A recent video interview with Kane for the Wall Street Journal sheds a bit of light on her research methods as she describes her efforts to find out more about Tim Cook.
Referring to Apple’s CEO as “still an enigma to me,” Kane describes visiting Cook’s hometown and speaking with friends and former teachers to try and find out more about Apple’s soft-spoken CEO.
Interestingly she notes that, despite often being described as born in Robertsdale, Alabama (as can be seen on Cook’s Wikipedia page), her research suggests that Cook’s family actually moved down from Pensacola, Florida when Cook was young — throwing his place of birth into question.
When it comes to discovering what motivates Cook, however, Kane acknowledges that, “If you [ask me] what makes him tick, I still don’t know.”
The interview also sees her discuss the challenges of being an Apple supplier: stating that, where previously Apple’s business growth made up for its tough demands, as sales have flattened, suppliers are less willing to “break their backs working for diminished reward.”
At the end of the interview, Kane is asked whether Apple has lost its touch, to which she responds:
“You know, I think the answer is obvious to me. You know, the answer has got to be yes.
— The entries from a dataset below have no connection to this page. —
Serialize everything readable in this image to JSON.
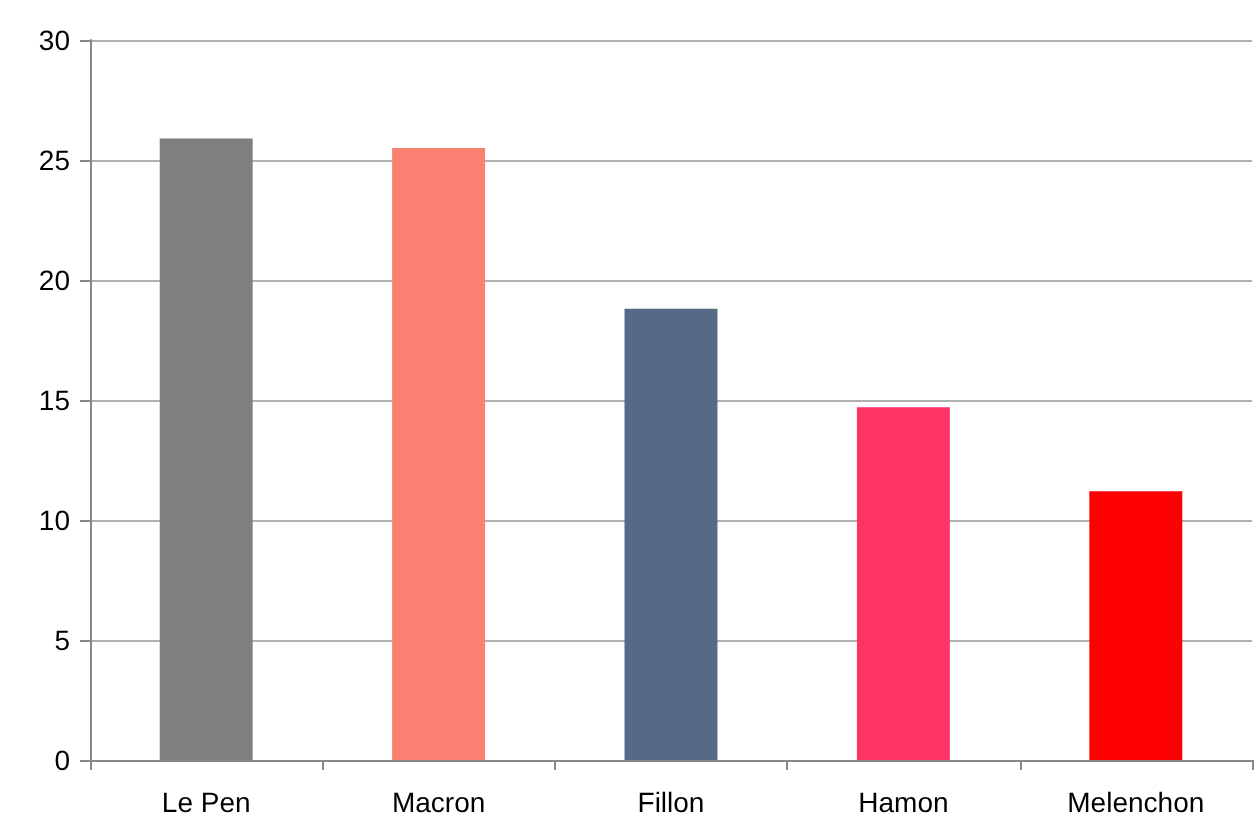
{
  "chart_data": {
    "type": "bar",
    "categories": [
      "Le Pen",
      "Macron",
      "Fillon",
      "Hamon",
      "Melenchon"
    ],
    "values": [
      25.9,
      25.5,
      18.8,
      14.7,
      11.2
    ],
    "colors": [
      "#7f7f7f",
      "#fa8072",
      "#566a87",
      "#ff3366",
      "#ff0000"
    ],
    "ylim": [
      0,
      30
    ],
    "yticks": [
      0,
      5,
      10,
      15,
      20,
      25,
      30
    ],
    "grid": "y"
  }
}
This is a company who revolved around Steve Jobs for so long, that was something that Jobs himself went out of his way to make sure of. And the people [at Apple] are conditioned to operate, to play off of his strengths and weaknesses, and so now you’ve got a completely opposite guy in Tim Cook, who is, I think, brilliant in many ways, but in different ways. And so they’re going through some growing pains from that.
But also what I’m really pointing out is just that Apple is just as mortal as every other company. Any company or business will go through a transition whenever their visionary founder dies. And there are a lot of challenges that you commonly face: motivation, innovation, especially if you’re as successful as Apple. How do you keep people motivated when everyone’s achieved success, or when you’ve changed the world several times over? What’s the next reward that will keep people wanting to work for them? So, anything could still happen.”
While it will be interesting to see what details Kane has been able to unearth about Apple and Tim Cook, the interview does nothing to counter early criticisms that the book may be founded on a false premise: the all-too-familiar Apple failure narrative. Kane’s comments about Apple’s challenges as a company are not wrong in pointing out that a) Tim Cook is different to Steve Jobs and that b) companies built around iconic founders tend to go through a period of restructuring after their departure — but this is not the same as claiming that Apple has lost its touch.